Worry destroys the ability to write... [it] attacks your subconscious and destroys your reserves.
-- Ernest Hemingway, Paris Review, Spring 1958
Worry, and it's synonym anxiety, is something I know a lot about. I come from a family of worriers and bad-sleeping, anxiety prone people. Even the littlest concern or hitch in the day can send a ripple of worry down the spine and, as Hemingway said, attack the subconscious.
The problem is, we can't remove all of the triggers of worry and anxiety from our lives. I am going to have pressures on my time that are beyond my control, which make hitting a deadline difficult to impossible. I am going to have to confront certain situations and people periodically. I am going to have to make hard choices as a parent and face up t the mistakes I make, no matter how well intentioned my thinking was and is.
As I read the interview of Hemingway (HERE) I became envious of the life he led. Not because I would make the same choices as he did with regard to drinking and how he treated the people closest to him in life, but the thought of waking each morning in a beautiful, small villa near Havana and write with the morning breezes sweeping in and to do so with a sense of financial security sounds like a good way to live. He wrote standing up, so maybe that's something I could try.

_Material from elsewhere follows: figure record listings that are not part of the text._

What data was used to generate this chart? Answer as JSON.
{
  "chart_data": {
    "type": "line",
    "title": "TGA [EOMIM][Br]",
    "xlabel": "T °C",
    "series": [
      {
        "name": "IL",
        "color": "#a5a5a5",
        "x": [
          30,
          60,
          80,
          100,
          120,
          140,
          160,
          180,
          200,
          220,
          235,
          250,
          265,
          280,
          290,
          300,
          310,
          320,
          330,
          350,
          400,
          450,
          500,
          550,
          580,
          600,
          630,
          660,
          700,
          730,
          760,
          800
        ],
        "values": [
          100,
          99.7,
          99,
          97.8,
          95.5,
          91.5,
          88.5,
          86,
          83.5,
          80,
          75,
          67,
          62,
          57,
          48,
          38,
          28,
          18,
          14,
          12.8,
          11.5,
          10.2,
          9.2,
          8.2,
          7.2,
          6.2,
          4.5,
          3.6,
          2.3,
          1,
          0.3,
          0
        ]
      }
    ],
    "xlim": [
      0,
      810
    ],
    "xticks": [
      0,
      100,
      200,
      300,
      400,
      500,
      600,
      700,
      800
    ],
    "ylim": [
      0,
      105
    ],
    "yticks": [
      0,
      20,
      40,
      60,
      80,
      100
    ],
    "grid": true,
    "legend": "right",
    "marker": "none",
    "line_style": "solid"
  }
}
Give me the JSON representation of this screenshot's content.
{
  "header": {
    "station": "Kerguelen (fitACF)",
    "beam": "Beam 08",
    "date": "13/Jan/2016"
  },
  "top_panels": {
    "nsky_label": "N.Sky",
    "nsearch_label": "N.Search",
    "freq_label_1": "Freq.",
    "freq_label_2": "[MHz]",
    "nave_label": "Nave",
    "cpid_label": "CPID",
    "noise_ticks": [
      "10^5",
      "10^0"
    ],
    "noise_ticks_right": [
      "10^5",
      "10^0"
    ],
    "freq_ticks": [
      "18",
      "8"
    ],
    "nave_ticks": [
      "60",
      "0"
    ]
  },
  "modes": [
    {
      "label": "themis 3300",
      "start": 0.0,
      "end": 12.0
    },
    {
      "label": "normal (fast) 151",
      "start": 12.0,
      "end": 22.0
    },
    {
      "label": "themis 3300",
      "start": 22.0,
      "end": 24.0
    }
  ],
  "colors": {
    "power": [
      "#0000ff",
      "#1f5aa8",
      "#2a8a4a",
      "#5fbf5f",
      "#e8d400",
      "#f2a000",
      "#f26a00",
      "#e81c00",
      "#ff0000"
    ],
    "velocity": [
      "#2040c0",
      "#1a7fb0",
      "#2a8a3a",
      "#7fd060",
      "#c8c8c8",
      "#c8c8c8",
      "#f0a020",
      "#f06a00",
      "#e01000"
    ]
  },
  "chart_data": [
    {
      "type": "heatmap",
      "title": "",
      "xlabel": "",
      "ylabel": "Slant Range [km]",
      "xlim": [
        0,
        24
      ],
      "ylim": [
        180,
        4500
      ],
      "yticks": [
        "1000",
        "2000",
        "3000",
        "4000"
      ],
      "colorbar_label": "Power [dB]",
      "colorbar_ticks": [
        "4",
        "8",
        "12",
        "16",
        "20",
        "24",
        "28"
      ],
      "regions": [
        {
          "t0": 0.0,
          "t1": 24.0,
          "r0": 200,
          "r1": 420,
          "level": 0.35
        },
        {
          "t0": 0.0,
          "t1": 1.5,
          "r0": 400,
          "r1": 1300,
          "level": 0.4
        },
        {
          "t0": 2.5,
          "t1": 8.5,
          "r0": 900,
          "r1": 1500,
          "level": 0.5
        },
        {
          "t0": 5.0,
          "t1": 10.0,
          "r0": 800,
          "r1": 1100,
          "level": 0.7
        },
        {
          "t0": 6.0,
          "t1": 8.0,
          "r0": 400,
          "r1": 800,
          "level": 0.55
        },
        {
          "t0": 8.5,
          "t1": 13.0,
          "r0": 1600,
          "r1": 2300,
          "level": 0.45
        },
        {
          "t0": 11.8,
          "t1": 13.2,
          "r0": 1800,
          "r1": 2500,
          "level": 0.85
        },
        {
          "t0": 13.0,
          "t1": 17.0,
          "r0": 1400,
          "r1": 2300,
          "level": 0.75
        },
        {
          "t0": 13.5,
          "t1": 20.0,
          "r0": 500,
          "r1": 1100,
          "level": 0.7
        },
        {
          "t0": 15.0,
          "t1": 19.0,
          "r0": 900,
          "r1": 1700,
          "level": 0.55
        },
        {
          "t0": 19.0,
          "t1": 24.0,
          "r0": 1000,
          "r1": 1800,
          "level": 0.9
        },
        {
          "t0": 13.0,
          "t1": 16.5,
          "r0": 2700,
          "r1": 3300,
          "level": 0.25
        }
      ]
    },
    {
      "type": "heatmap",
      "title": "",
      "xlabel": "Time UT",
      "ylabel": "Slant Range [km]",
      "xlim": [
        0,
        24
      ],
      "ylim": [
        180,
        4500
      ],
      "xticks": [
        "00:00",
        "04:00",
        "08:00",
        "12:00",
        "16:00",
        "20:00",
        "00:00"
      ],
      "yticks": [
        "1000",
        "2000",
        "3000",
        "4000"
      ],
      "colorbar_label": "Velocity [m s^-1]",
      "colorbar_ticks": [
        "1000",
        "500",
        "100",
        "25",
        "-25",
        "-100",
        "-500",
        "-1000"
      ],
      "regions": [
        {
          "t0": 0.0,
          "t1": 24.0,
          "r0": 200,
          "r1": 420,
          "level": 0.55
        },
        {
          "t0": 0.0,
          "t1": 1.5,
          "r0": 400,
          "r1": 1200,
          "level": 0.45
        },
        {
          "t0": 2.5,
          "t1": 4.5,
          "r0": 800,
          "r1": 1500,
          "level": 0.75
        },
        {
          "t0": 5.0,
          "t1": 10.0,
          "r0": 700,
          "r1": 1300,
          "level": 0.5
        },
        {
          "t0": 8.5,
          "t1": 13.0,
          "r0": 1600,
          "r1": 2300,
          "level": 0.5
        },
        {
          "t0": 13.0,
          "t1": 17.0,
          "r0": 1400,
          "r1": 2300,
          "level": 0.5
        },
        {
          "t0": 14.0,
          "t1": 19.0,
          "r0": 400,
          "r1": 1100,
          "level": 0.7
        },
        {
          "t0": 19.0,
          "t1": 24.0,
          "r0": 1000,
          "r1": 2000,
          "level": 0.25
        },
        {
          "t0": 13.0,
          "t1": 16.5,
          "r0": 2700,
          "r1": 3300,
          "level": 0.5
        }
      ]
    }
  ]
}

I also became envious of the freedom from worry that he seemed to have, until I read the quote above. That quote, I think, shows someone well acquainted with anxiety and aware of his faults. The drinking and attitude and relative seclusion he sought make a lot more sense in that context.
So, as a writer, how do I deal with my own worries and anxiety? It's a management problem. Learning to manage the feelings as they flame up and tamp them down again without repressing them is a trick. It takes work, but there are tools and plenty of places to go find them.
It is true, worry and anxiety eat at the subconscious, but cats also help.